Under weak hypotheses on $S$ (let's assume $S$ is countable for now) we can prove this quickly. If $S$ contains two distinct symbols of the same type (e.g. two constant symbols, or two $17$-ary relation symbols, or etc.), then swapping them induces a nontrivial automorphism of $\mathcal{B}$. More complicatedly, if $S$ is infinite then $\mathcal{B}$ is a countable atomless Boolean algebra, and these are homogeneous (given any two elements neither of which is $0$ or $1$, there is an automorphism swapping them); this is proved by a back-and-forth argument, similar to that presented in this proof that any two countable atomless Boolean algebras are isomorphic. Similarly, if $S=\emptyset$ then any permutation of the sentences of the form "there are exactly $n$ elements" induces an automorphism of $\mathcal{B}$.
I believe in fact that we can never perform the reconstruction you want, but I don't have a proof of that yet. Note in particular that we can produces examples of $S$ where some elements of $\mathcal{B}$ are atoms but other elements don't lie above any atoms, so it's neither atomless nor "atomful;" this complicates the picture a bit.

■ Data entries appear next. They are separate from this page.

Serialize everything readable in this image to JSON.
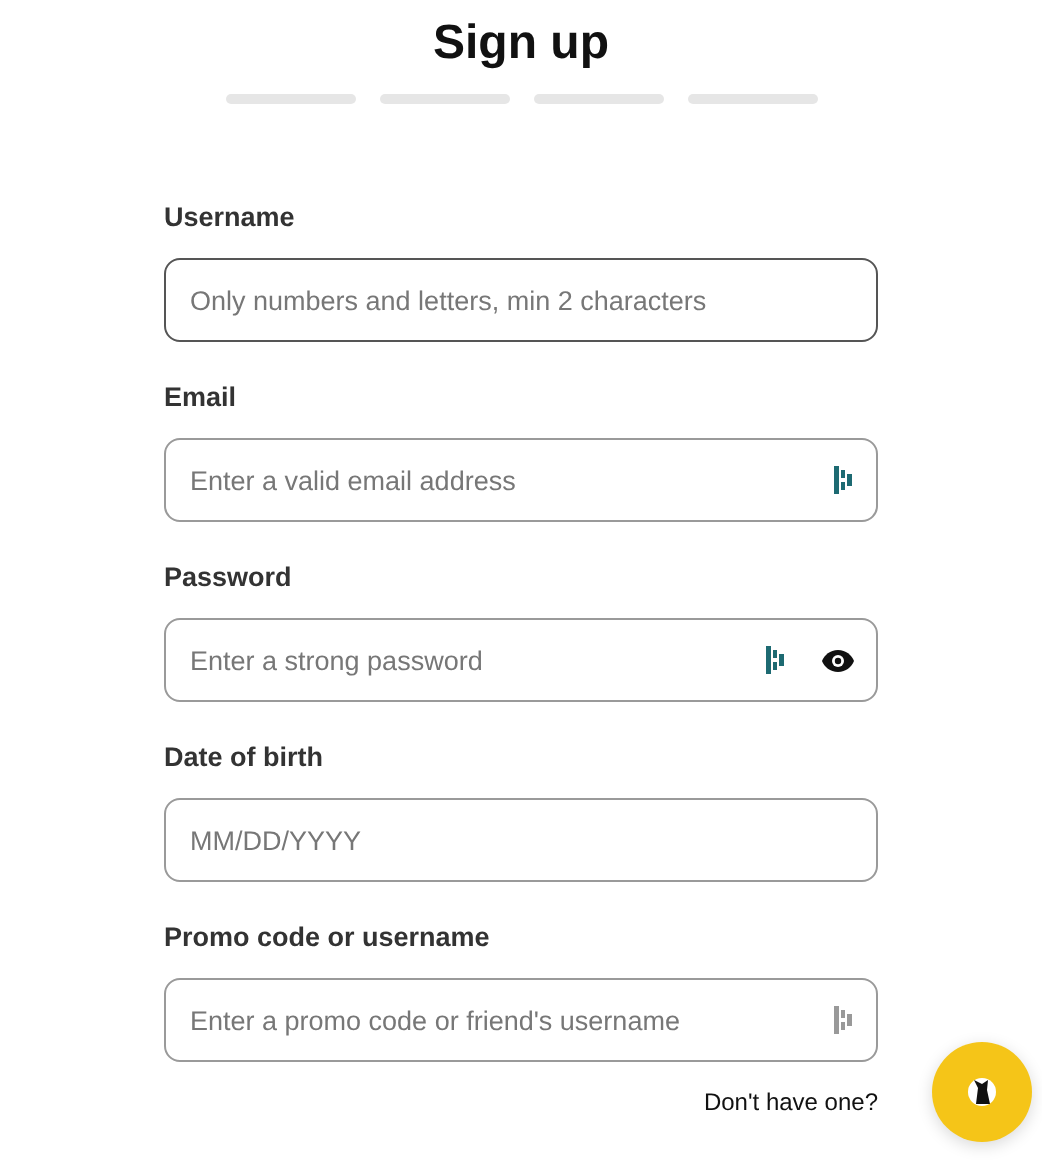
{
  "title": "Sign up",
  "progress_steps": [
    {
      "completed": false
    },
    {
      "completed": false
    },
    {
      "completed": false
    },
    {
      "completed": false
    }
  ],
  "fields": [
    {
      "kind": "text",
      "label": "Username",
      "placeholder": "Only numbers and letters, min 2 characters",
      "focused": true
    },
    {
      "kind": "email",
      "label": "Email",
      "placeholder": "Enter a valid email address",
      "focused": false
    },
    {
      "kind": "password",
      "label": "Password",
      "placeholder": "Enter a strong password",
      "focused": false
    },
    {
      "kind": "date",
      "label": "Date of birth",
      "placeholder": "MM/DD/YYYY",
      "focused": false
    },
    {
      "kind": "promo",
      "label": "Promo code or username",
      "placeholder": "Enter a promo code or friend's username",
      "focused": false
    }
  ],
  "promo_hint": "Don't have one?"
}
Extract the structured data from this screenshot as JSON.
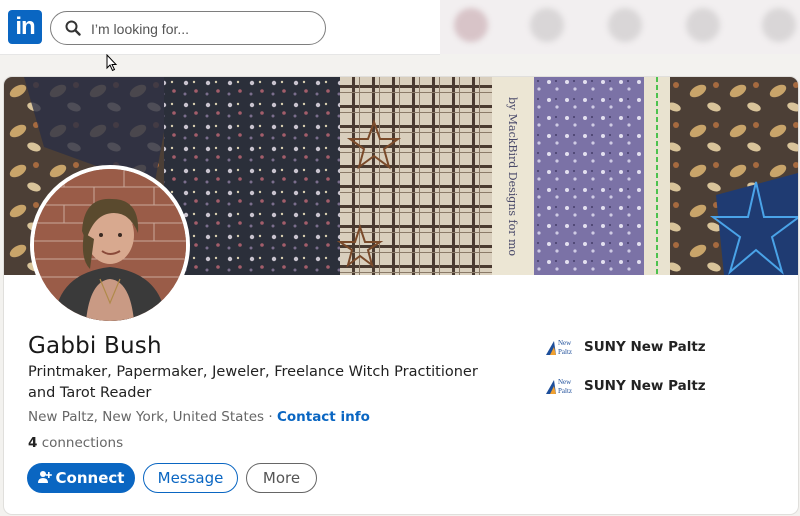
{
  "topbar": {
    "logo_text": "in",
    "search_placeholder": "I’m looking for..."
  },
  "profile": {
    "name": "Gabbi Bush",
    "headline": "Printmaker, Papermaker, Jeweler, Freelance Witch Practitioner and Tarot Reader",
    "location": "New Paltz, New York, United States",
    "separator": " · ",
    "contact_info": "Contact info",
    "connections_count": "4",
    "connections_label": " connections"
  },
  "actions": {
    "connect": "Connect",
    "message": "Message",
    "more": "More"
  },
  "education": [
    {
      "logo_line1": "New",
      "logo_line2": "Paltz",
      "name": "SUNY New Paltz"
    },
    {
      "logo_line1": "New",
      "logo_line2": "Paltz",
      "name": "SUNY New Paltz"
    }
  ],
  "colors": {
    "brand": "#0a66c2",
    "background": "#f3f2ef"
  }
}
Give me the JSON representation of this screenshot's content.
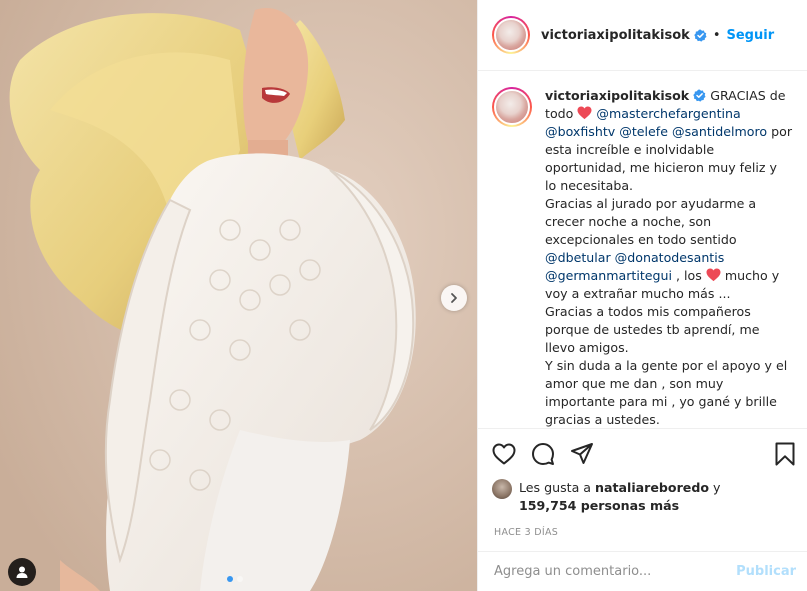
{
  "post": {
    "username": "victoriaxipolitakisok",
    "verified": true,
    "follow_label": "Seguir",
    "bullet": "•"
  },
  "caption": {
    "username": "victoriaxipolitakisok",
    "p1_a": "GRACIAS de todo",
    "p1_mention1": "@masterchefargentina",
    "p1_mention2": "@boxfishtv",
    "p1_mention3": "@telefe",
    "p1_mention4": "@santidelmoro",
    "p1_b": "por esta increíble e inolvidable oportunidad, me hicieron muy feliz y lo necesitaba.",
    "p2_a": "Gracias al jurado por ayudarme a crecer noche a noche, son excepcionales en todo sentido",
    "p2_mention1": "@dbetular",
    "p2_mention2": "@donatodesantis",
    "p2_mention3": "@germanmartitegui",
    "p2_b": ", los",
    "p2_c": "mucho y voy a extrañar mucho más ...",
    "p3": "Gracias a todos mis compañeros porque de ustedes tb aprendí, me llevo amigos.",
    "p4": "Y sin duda a la gente por el apoyo y el amor que me dan , son muy importante para mi , yo gané y brille gracias a ustedes."
  },
  "likes": {
    "prefix": "Les gusta a",
    "first_user": "natalіareboredo",
    "connector": "y",
    "count": "159,754 personas más"
  },
  "time_ago": "HACE 3 DÍAS",
  "comment": {
    "placeholder": "Agrega un comentario...",
    "publish_label": "Publicar"
  },
  "carousel": {
    "total": 2,
    "active_index": 0
  },
  "colors": {
    "link": "#00376b",
    "follow": "#0095f6",
    "heart": "#ed4956",
    "verified": "#3897f0",
    "publish_disabled": "#b2dffc"
  }
}
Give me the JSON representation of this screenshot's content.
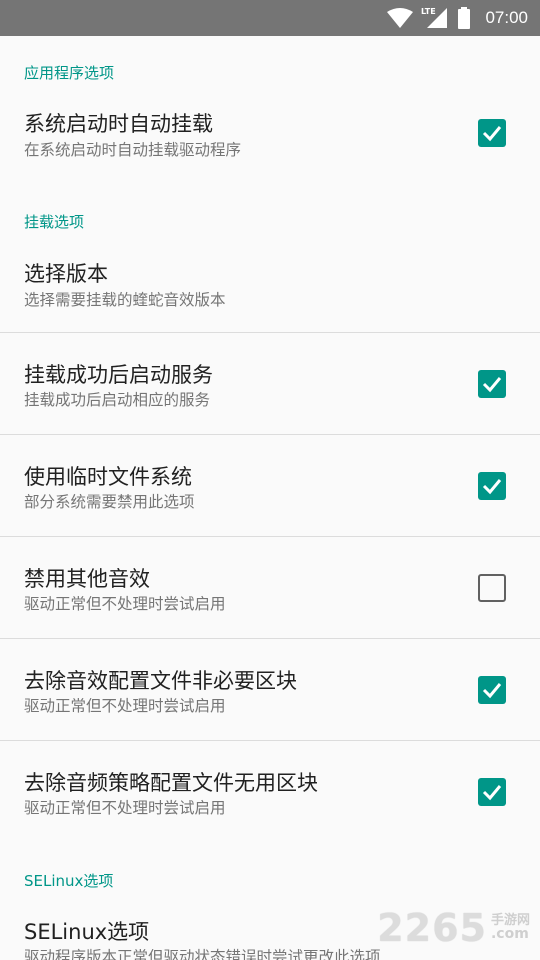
{
  "status_bar": {
    "time": "07:00",
    "network_label": "LTE",
    "icons": [
      "wifi-icon",
      "cellular-signal-icon",
      "battery-icon"
    ]
  },
  "sections": {
    "app_options": {
      "header": "应用程序选项"
    },
    "mount_options": {
      "header": "挂载选项"
    },
    "selinux_options": {
      "header": "SELinux选项"
    }
  },
  "prefs": {
    "auto_mount": {
      "title": "系统启动时自动挂载",
      "summary": "在系统启动时自动挂载驱动程序",
      "checked": true
    },
    "select_version": {
      "title": "选择版本",
      "summary": "选择需要挂载的蝰蛇音效版本"
    },
    "start_service": {
      "title": "挂载成功后启动服务",
      "summary": "挂载成功后启动相应的服务",
      "checked": true
    },
    "temp_fs": {
      "title": "使用临时文件系统",
      "summary": "部分系统需要禁用此选项",
      "checked": true
    },
    "disable_other_fx": {
      "title": "禁用其他音效",
      "summary": "驱动正常但不处理时尝试启用",
      "checked": false
    },
    "strip_fx_config": {
      "title": "去除音效配置文件非必要区块",
      "summary": "驱动正常但不处理时尝试启用",
      "checked": true
    },
    "strip_policy_config": {
      "title": "去除音频策略配置文件无用区块",
      "summary": "驱动正常但不处理时尝试启用",
      "checked": true
    },
    "selinux": {
      "title": "SELinux选项",
      "summary": "驱动程序版本正常但驱动状态错误时尝试更改此选项"
    }
  },
  "watermark": {
    "number": "2265",
    "site_cn": "手游网",
    "site_com": ".com"
  },
  "colors": {
    "accent": "#009688",
    "status_bar": "#757575",
    "background": "#fafafa"
  }
}
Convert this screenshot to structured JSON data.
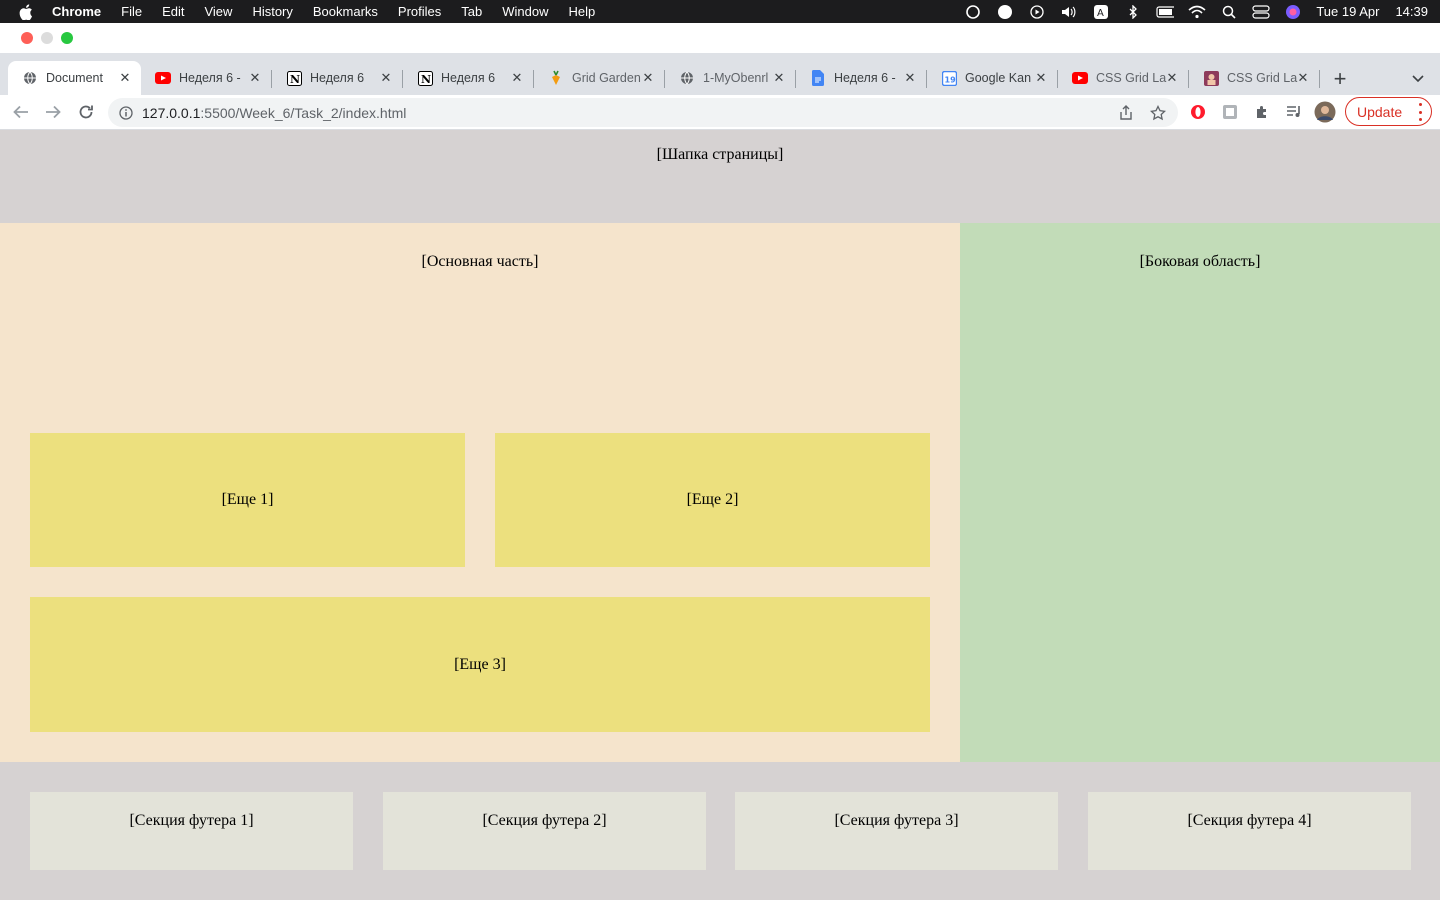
{
  "menubar": {
    "app_name": "Chrome",
    "items": [
      "File",
      "Edit",
      "View",
      "History",
      "Bookmarks",
      "Profiles",
      "Tab",
      "Window",
      "Help"
    ],
    "date": "Tue 19 Apr",
    "time": "14:39"
  },
  "tabs": [
    {
      "title": "Document",
      "icon": "globe-icon",
      "active": true
    },
    {
      "title": "Неделя 6 -",
      "icon": "youtube-icon"
    },
    {
      "title": "Неделя 6",
      "icon": "notion-icon"
    },
    {
      "title": "Неделя 6",
      "icon": "notion-icon"
    },
    {
      "title": "Grid Garden",
      "icon": "carrot-icon"
    },
    {
      "title": "1-MyObenrl",
      "icon": "globe-icon"
    },
    {
      "title": "Неделя 6 -",
      "icon": "google-docs-icon"
    },
    {
      "title": "Google Kan",
      "icon": "google-calendar-icon"
    },
    {
      "title": "CSS Grid La",
      "icon": "youtube-icon"
    },
    {
      "title": "CSS Grid La",
      "icon": "site-icon"
    }
  ],
  "toolbar": {
    "url_host": "127.0.0.1",
    "url_path": ":5500/Week_6/Task_2/index.html",
    "update_label": "Update"
  },
  "page": {
    "header": "[Шапка страницы]",
    "main": "[Основная часть]",
    "sidebar": "[Боковая область]",
    "more": [
      "[Еще 1]",
      "[Еще 2]",
      "[Еще 3]"
    ],
    "footer_sections": [
      "[Секция футера 1]",
      "[Секция футера 2]",
      "[Секция футера 3]",
      "[Секция футера 4]"
    ]
  },
  "colors": {
    "header_bg": "#d6d2d2",
    "main_bg": "#f5e4cc",
    "sidebar_bg": "#c2dcb8",
    "more_bg": "#ece07e",
    "footer_section_bg": "#e3e3d9",
    "update_accent": "#d93025"
  }
}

The picture for intuitionistic logic will be similar, except with Heyting algebras taking the role of Boolean algebras. In general, any logic allowing a significant amount of reconstruction along the lines you're proposing would have to be very "algebraically restrictive" (in the sense of algebraic logic), and I'm not aware of any natural such logics.